SATURDAY, APRIL 11, 2009
Another Bonus Outrage
So the Crown Prosecution Service is giving £250 of our flaming money to each of the 16% (yes, just 16%) of its employees who actually turned up for work on The Day of The Great Snows. They say they are rewarding staff who went the fabled"extra mile".
But as the TPA's Mark Wallace points out:
"Only 16% of CPS staff compared to 70% or more of staff around the rest of the country actually turned up on the day that it was snowy... Have a look at what this really rewards - it doesn't reward hard work, it rewards having a bus route that works, that runs near your house."
As regular BOM readers may recall, Mrs T and I had our own taste of going the extra mile on that same snowbound February day:
"Whereas Tyler's, and many other, councils failed to keep the show on the road (Surrey's schools are still closed), the private sector ploughed on magnificently.
Mrs T, you see, has finally had it with her disintegrating held-together-with-string kitchen and is demanding a new one. So she'd arranged for a bespoke kitchen man to call on us at 11am yesterday.

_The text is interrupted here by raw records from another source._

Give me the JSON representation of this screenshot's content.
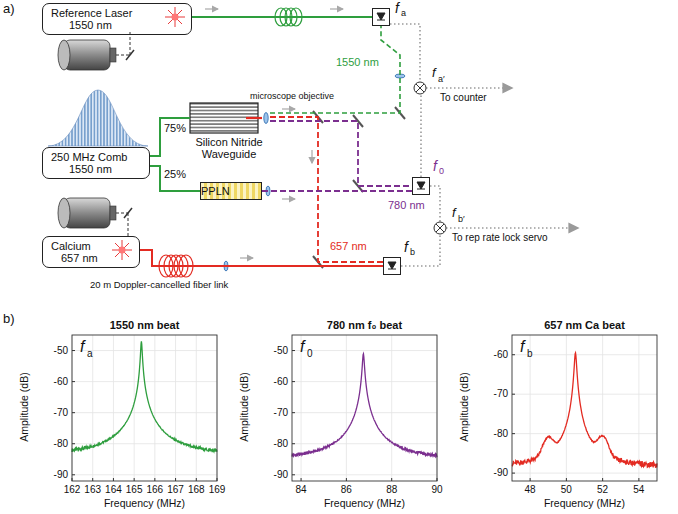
{
  "diagram": {
    "nodes": [
      {
        "text": [
          "Reference Laser",
          "1550 nm"
        ]
      },
      {
        "text": [
          "250 MHz Comb",
          "1550 nm"
        ]
      },
      {
        "text": [
          "Calcium",
          "657 nm"
        ]
      },
      {
        "text": [
          "Silicon Nitride Waveguide"
        ]
      },
      {
        "text": [
          "PPLN"
        ]
      },
      {
        "text": [
          "f",
          "a"
        ]
      },
      {
        "text": [
          "f",
          "0"
        ]
      },
      {
        "text": [
          "f",
          "b"
        ]
      }
    ],
    "edges": [
      {
        "from": 0,
        "to": 5,
        "arrow": "none"
      },
      {
        "from": 1,
        "to": 3,
        "label": "75%",
        "arrow": "none"
      },
      {
        "from": 1,
        "to": 4,
        "label": "25%",
        "arrow": "none"
      },
      {
        "from": 2,
        "to": 7,
        "arrow": "none"
      },
      {
        "from": 3,
        "to": 5,
        "arrow": "none"
      },
      {
        "from": 3,
        "to": 7,
        "arrow": "none"
      },
      {
        "from": 4,
        "to": 6,
        "arrow": "none"
      },
      {
        "from": 3,
        "to": 6,
        "arrow": "none"
      }
    ],
    "labels": [
      "a)",
      "microscope objective",
      "1550 nm",
      "780 nm",
      "657 nm",
      "20 m Doppler-cancelled fiber link",
      "f",
      "a′",
      "To counter",
      "f",
      "b′",
      "To rep rate lock servo",
      "b)",
      "1550 nm beat",
      "780 nm f₀ beat",
      "657 nm Ca beat",
      "f",
      "a",
      "f",
      "0",
      "f",
      "b",
      "Amplitude (dB)",
      "Frequency (MHz)",
      "-50",
      "-60",
      "-70",
      "-80",
      "-90",
      "162",
      "163",
      "164",
      "165",
      "166",
      "167",
      "168",
      "169",
      "Amplitude (dB)",
      "Frequency (MHz)",
      "-50",
      "-60",
      "-70",
      "-80",
      "-90",
      "84",
      "86",
      "88",
      "90",
      "Amplitude (dB)",
      "Frequency (MHz)",
      "-60",
      "-70",
      "-80",
      "-90",
      "48",
      "50",
      "52",
      "54"
    ]
  }
}
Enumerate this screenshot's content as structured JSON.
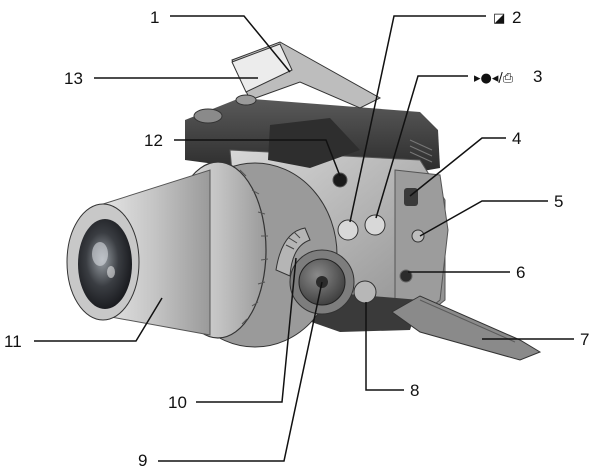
{
  "figure": {
    "callouts": [
      {
        "label": "1"
      },
      {
        "label": "2",
        "icon": "exposure-compensation-icon",
        "icon_text": "◪"
      },
      {
        "label": "3",
        "icon": "self-timer-print-icon",
        "icon_text": "▸●◂/⎙"
      },
      {
        "label": "4"
      },
      {
        "label": "5"
      },
      {
        "label": "6"
      },
      {
        "label": "7"
      },
      {
        "label": "8"
      },
      {
        "label": "9"
      },
      {
        "label": "10"
      },
      {
        "label": "11"
      },
      {
        "label": "12"
      },
      {
        "label": "13"
      }
    ]
  }
}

Well, obviously he wasn't going to make it because Tyler Towers was under unfathomable feet of snow and our country road was blocked - no, really, with council gritters nowhere in sight.
But amazingly, just before 11, this Scott of the Antarctic figure appeared though the swirling snow, literally up to his knees in the stuff. He was wearing a bright yellow sailing survival suit and had walked for two miles down a snowbound lane to reach us.
And that my friends is the power of the market."
We naturally made sure Capt Scott's boss heard of his man's heroism, and how impressed we were. But I'll bet he got no special bonus.
Now it is true that the CPS is one of the very worst outposts of government. When the Public Accounts Committee looked at it, they found amateurish working practices, endemic incompetence, and gripless management (see this blog). Incomplete files, unanswered phones, uncontactable lawyers (never heard of Blackberries), and abysmal lack of urgency, are all taken for granted inside the CPS.
But as we've blogged many times, the public sector pays bonuses for all manner of things that are taken for granted by private employers. We reckon it costs us well over £1bn pa, and it's pretty well money down the drain.
And don't get me started on sickies. As we've noted many times, sick leave in the public sector runs about 40% higher than the private sector, and in some areas it's even worse: in the NHS it averages two-and-a-half weeks a year (against a private sector average of 7 days).
M'learned friend the Village Postmaster reckons extensive sick leave is ultimately a failure of management. In his own shop, just like at Tesco and many other leading retailers, nobody gets sick pay for the first three days, and unauthorised absenteeism is non-existent.
So that's two more items for George's list - bonuses and sickies. Abolishing public sector bonuses would save c £1bn pa, and cutting public sector sickies down to the private sector level would save another £3bn pa.
£4bn pa.
QED.
PS Talking of George, he's reportedly one of the intended targets of the obscene McBride/Drooper conspiracy so brilliantly exposed today by Guido. But what the Major and I want to know is WTF Brown hasn't immediately sacked McBride? Even he can't imagine we're happy supporting his low-life scumbag mates out of our taxes.